When a family member gradually loses the ability to tell or remember his/her life story, close family members often support the patient by taking over the storytelling or adding details to the story. Previous research has shown that this type of collaborative storytelling can be a deeply moral activity for the patient and his/ her close relative(s) in that there is a strong commitment to supporting the patient’s identity through the storytelling. Spiritual reminiscence, a type of narrative gerontology, has an important place in individual and community experiences of ageing. It is a way of telling a life story with an emphasis on what gives meaning to life, what has given joy or brought sadness. The process of spiritual reminiscence can identify issues of anger, guilt, or regret.

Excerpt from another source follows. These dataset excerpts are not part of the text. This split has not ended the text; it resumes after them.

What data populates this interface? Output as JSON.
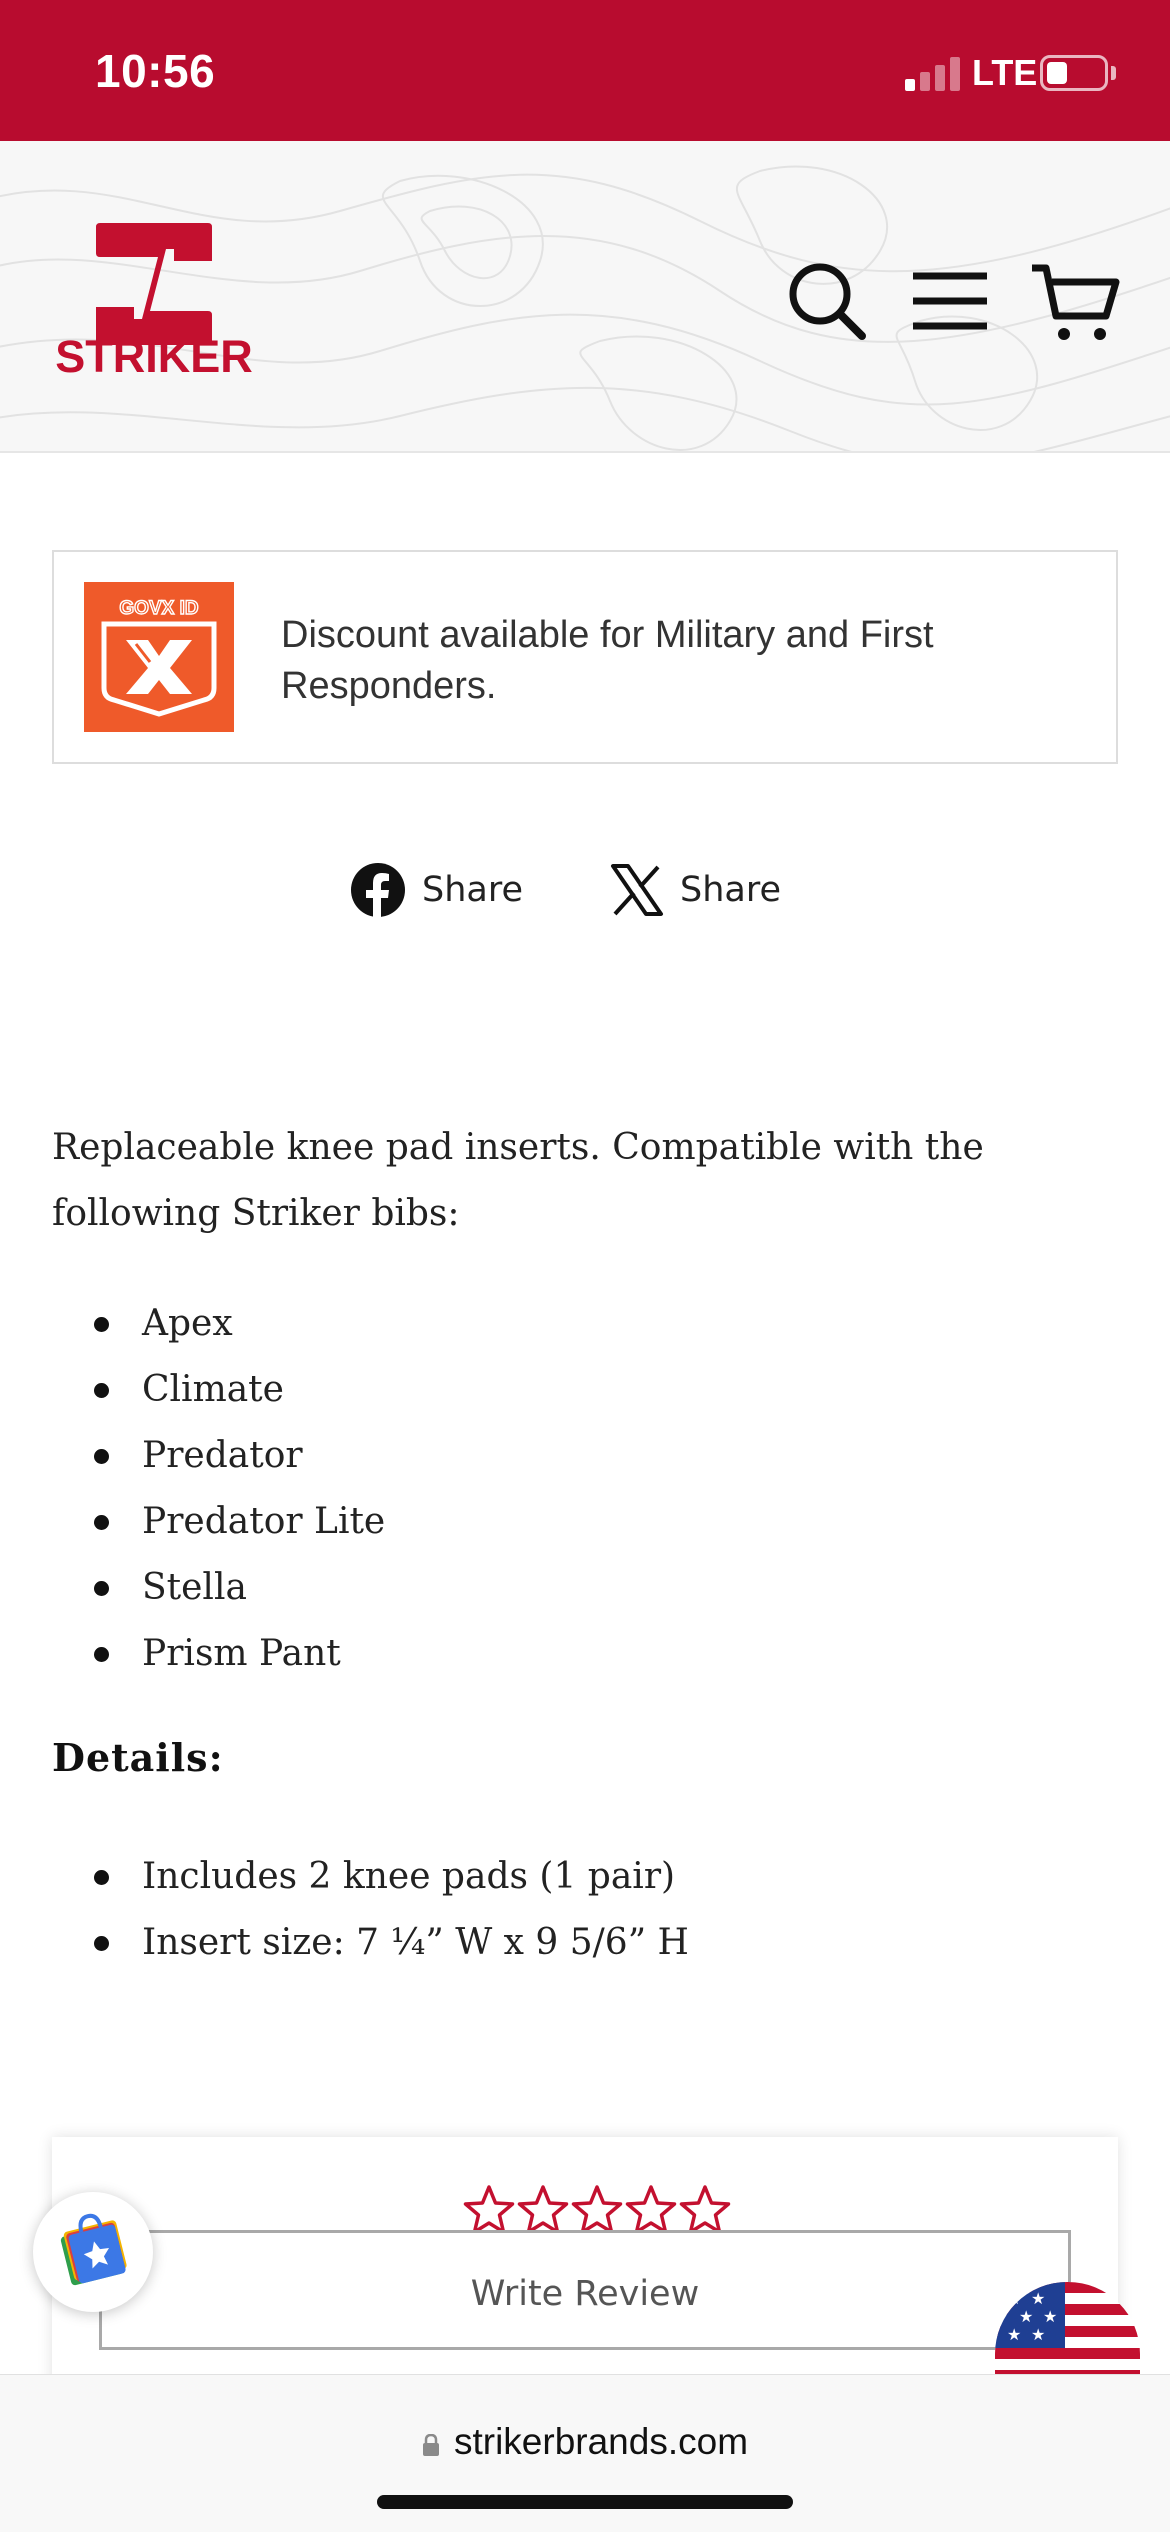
{
  "status_bar": {
    "time": "10:56",
    "network": "LTE",
    "background": "#b80c2f"
  },
  "header": {
    "logo_text": "STRIKER",
    "icons": [
      "search-icon",
      "menu-icon",
      "cart-icon"
    ],
    "brand_color": "#c3102f"
  },
  "govx": {
    "logo_label": "GOVX ID",
    "text": "Discount available for Military and First Responders.",
    "brand_color": "#ef5a2a"
  },
  "share": {
    "facebook_label": "Share",
    "x_label": "Share"
  },
  "description": {
    "intro": "Replaceable knee pad inserts. Compatible with the following Striker bibs:",
    "compatible": [
      "Apex",
      "Climate",
      "Predator",
      "Predator Lite",
      "Stella",
      "Prism Pant"
    ],
    "details_heading": "Details:",
    "details": [
      "Includes 2 knee pads (1 pair)",
      "Insert size: 7 ¼” W x 9 5/6” H"
    ]
  },
  "reviews": {
    "rating": 0,
    "max_rating": 5,
    "write_review_label": "Write Review",
    "star_color": "#c3102f"
  },
  "browser": {
    "url": "strikerbrands.com"
  }
}
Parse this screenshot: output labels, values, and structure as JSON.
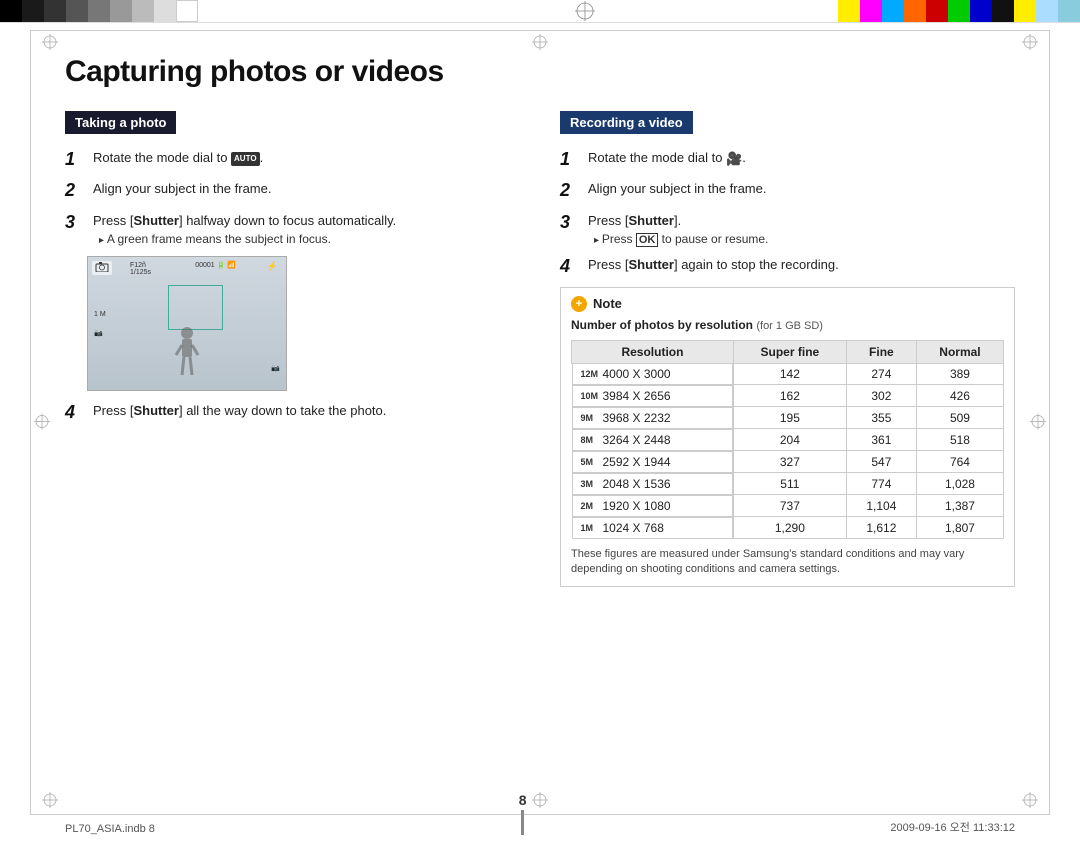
{
  "page": {
    "title": "Capturing photos or videos",
    "number": "8",
    "footer_left": "PL70_ASIA.indb   8",
    "footer_right": "2009-09-16   오전 11:33:12"
  },
  "left_section": {
    "header": "Taking a photo",
    "steps": [
      {
        "num": "1",
        "text": "Rotate the mode dial to ",
        "icon": "AUTO",
        "suffix": "."
      },
      {
        "num": "2",
        "text": "Align your subject in the frame."
      },
      {
        "num": "3",
        "text": "Press [Shutter] halfway down to focus automatically.",
        "bullet": "A green frame means the subject in focus."
      },
      {
        "num": "4",
        "text": "Press [Shutter] all the way down to take the photo."
      }
    ]
  },
  "right_section": {
    "header": "Recording a video",
    "steps": [
      {
        "num": "1",
        "text": "Rotate the mode dial to ",
        "icon": "video",
        "suffix": "."
      },
      {
        "num": "2",
        "text": "Align your subject in the frame."
      },
      {
        "num": "3",
        "text": "Press [Shutter].",
        "bullet": "Press [OK] to pause or resume."
      },
      {
        "num": "4",
        "text": "Press [Shutter] again to stop the recording."
      }
    ],
    "note": {
      "title": "Note",
      "subtitle": "Number of photos by resolution",
      "subtitle_detail": "(for 1 GB SD)",
      "table": {
        "headers": [
          "Resolution",
          "Super fine",
          "Fine",
          "Normal"
        ],
        "rows": [
          {
            "badge": "12M",
            "res": "4000 X 3000",
            "sf": "142",
            "f": "274",
            "n": "389"
          },
          {
            "badge": "10M",
            "res": "3984 X 2656",
            "sf": "162",
            "f": "302",
            "n": "426"
          },
          {
            "badge": "9M",
            "res": "3968 X 2232",
            "sf": "195",
            "f": "355",
            "n": "509"
          },
          {
            "badge": "8M",
            "res": "3264 X 2448",
            "sf": "204",
            "f": "361",
            "n": "518"
          },
          {
            "badge": "5M",
            "res": "2592 X 1944",
            "sf": "327",
            "f": "547",
            "n": "764"
          },
          {
            "badge": "3M",
            "res": "2048 X 1536",
            "sf": "511",
            "f": "774",
            "n": "1,028"
          },
          {
            "badge": "2M",
            "res": "1920 X 1080",
            "sf": "737",
            "f": "1,104",
            "n": "1,387"
          },
          {
            "badge": "1M",
            "res": "1024 X 768",
            "sf": "1,290",
            "f": "1,612",
            "n": "1,807"
          }
        ]
      },
      "table_note": "These figures are measured under Samsung's standard conditions and may vary depending on shooting conditions and camera settings."
    }
  },
  "colors": {
    "header_bg": "#1a1a2e",
    "note_icon_bg": "#f5a500",
    "accent": "#4a9966"
  }
}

A number of challenges can potentially present when using life story work with people with dementia. Private and personal stories might, perhaps, sometimes divulged during the life story work process. Also it might also be possible to have a life story book that is rushed, contains errors or is of poor quality somehow detracts from the person and their life. There is a need for a final quality checking process that includes the person with dementia and family members before life story books are completed. But life history information can be recorded in a range of different ways including life storybooks, leaflets, collages, memory boxes and/or electronic formats.
Kitwood, T. Dementia Reconsidered: The Person Comes First. Open University; Buckingham: 1997.
Linde C. (1993) Life Stories: The Creation of Coherence. Oxford University Press, New York.